Overview of serious adverse events, product adverse effects, and product deficiencies and any corrective actions.
Discussion and overall conclusions that include safety and performance outcomes, assessment of risks and clinical benefits, discussion of clinical relevance according to the state of clinical knowledge, special precautions for specific patient populations, implications with regard to the investigational product, and limitations of the trial.
The MDR basically requires notification of a clinical trial via EUDAMED, but the clinical trial module is still not available. So how to make a proper clinical trial notification?

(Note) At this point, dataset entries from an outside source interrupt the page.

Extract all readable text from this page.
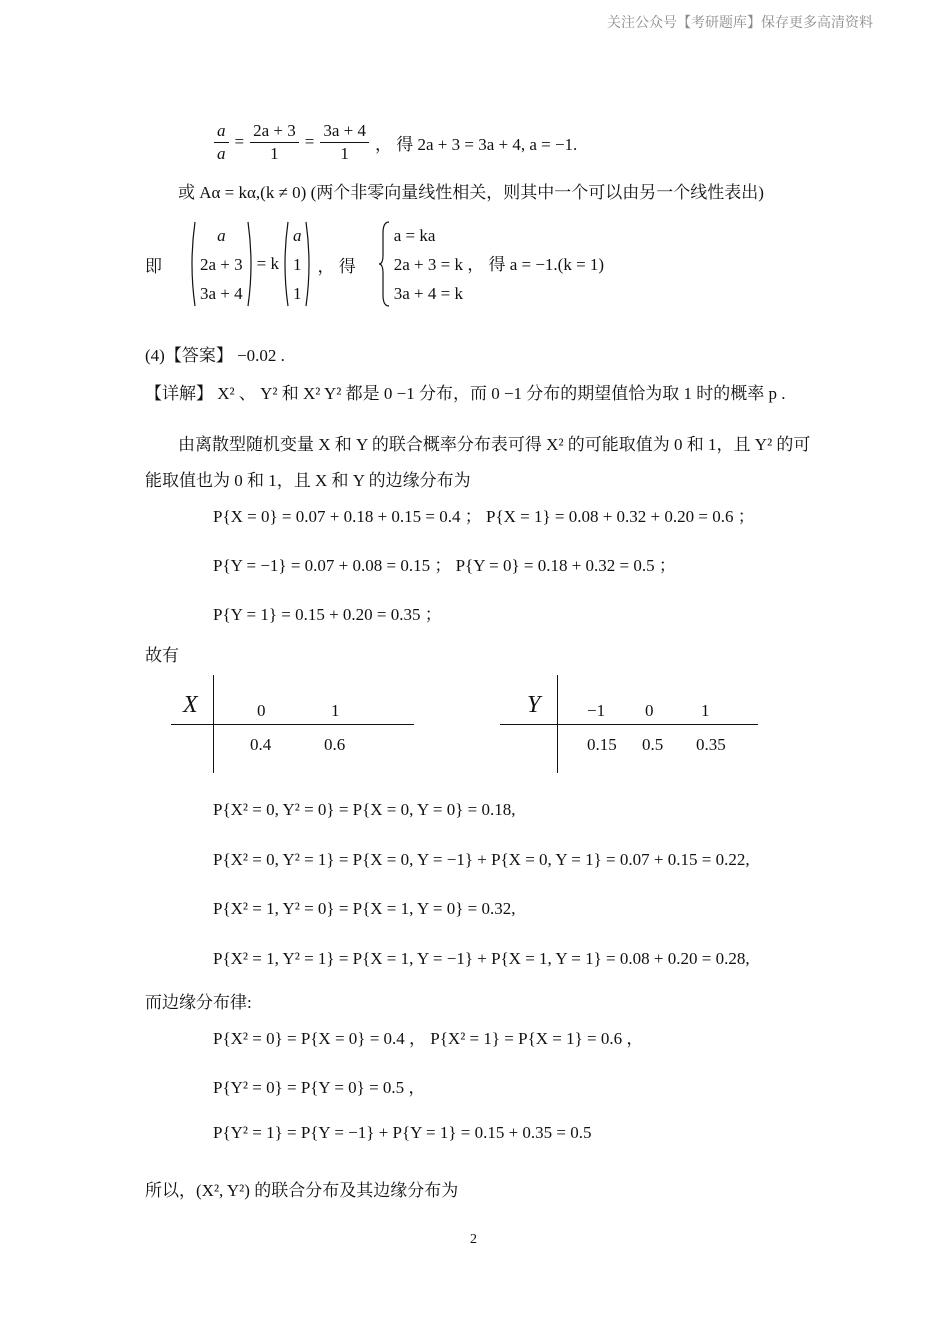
关注公众号【考研题库】保存更多高清资料
$\frac{a}{a} = \frac{2a + 3}{1} = \frac{3a + 4}{1}$ ， 得 2a + 3 = 3a + 4, a = −1.
或 Aα = kα,(k ≠ 0) (两个非零向量线性相关，则其中一个可以由另一个线性表出)
即
a
2a + 3
3a + 4
= k
a
1
1
， 得
a = ka
2a + 3 = k ， 得 a = −1.(k = 1)
3a + 4 = k
(4)【答案】 −0.02 .
【详解】 X² 、 Y² 和 X² Y² 都是 0 −1 分布，而 0 −1 分布的期望值恰为取 1 时的概率 p .
由离散型随机变量 X 和 Y 的联合概率分布表可得 X² 的可能取值为 0 和 1，且 Y² 的可
能取值也为 0 和 1，且 X 和 Y 的边缘分布为
P{X = 0} = 0.07 + 0.18 + 0.15 = 0.4 ； P{X = 1} = 0.08 + 0.32 + 0.20 = 0.6 ；
P{Y = −1} = 0.07 + 0.08 = 0.15 ； P{Y = 0} = 0.18 + 0.32 = 0.5 ；
P{Y = 1} = 0.15 + 0.20 = 0.35 ；
故有
X	0	1
0.4	0.6
Y	−1 0	1
0.15 0.5 0.35
P{X² = 0, Y² = 0} = P{X = 0, Y = 0} = 0.18,
P{X² = 0, Y² = 1} = P{X = 0, Y = −1} + P{X = 0, Y = 1} = 0.07 + 0.15 = 0.22,
P{X² = 1, Y² = 0} = P{X = 1, Y = 0} = 0.32,
P{X² = 1, Y² = 1} = P{X = 1, Y = −1} + P{X = 1, Y = 1} = 0.08 + 0.20 = 0.28,
而边缘分布律:
P{X² = 0} = P{X = 0} = 0.4 ， P{X² = 1} = P{X = 1} = 0.6 ，
P{Y² = 0} = P{Y = 0} = 0.5 ，
P{Y² = 1} = P{Y = −1} + P{Y = 1} = 0.15 + 0.35 = 0.5
所以，(X², Y²) 的联合分布及其边缘分布为
2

For the application, all required documents should be sent to the national competent authorities, i.e. in the case of Germany to the Federal Institute for Drugs and Medical Devices (BfArM). In other member states, other transitional regulations may apply, which may need to be taken into account when submitting the application. The EU Commission has compiled an overview of all national competent authorities, which can be downloaded from the following link:

Finally, a sentence on how to deal with clinical trials that were started before the MDR came into force under the MDD (93/42/EC) and are currently still ongoing: These can of course be continued and completed. However, the deadlines and procedures for reporting serious incidents must be followed according to Article 80 of the MDR. To facilitate the transition period for the sponsor to adapt their Clinical Investigation Plan (CIP) as well as their procedures for handling serious incident reporting, they may continue to report to their national competent authority until the above mentioned EUDAMED module is available.

Please note that all information and listings do not claim to be complete, are without guarantee and are provided for information purposes only.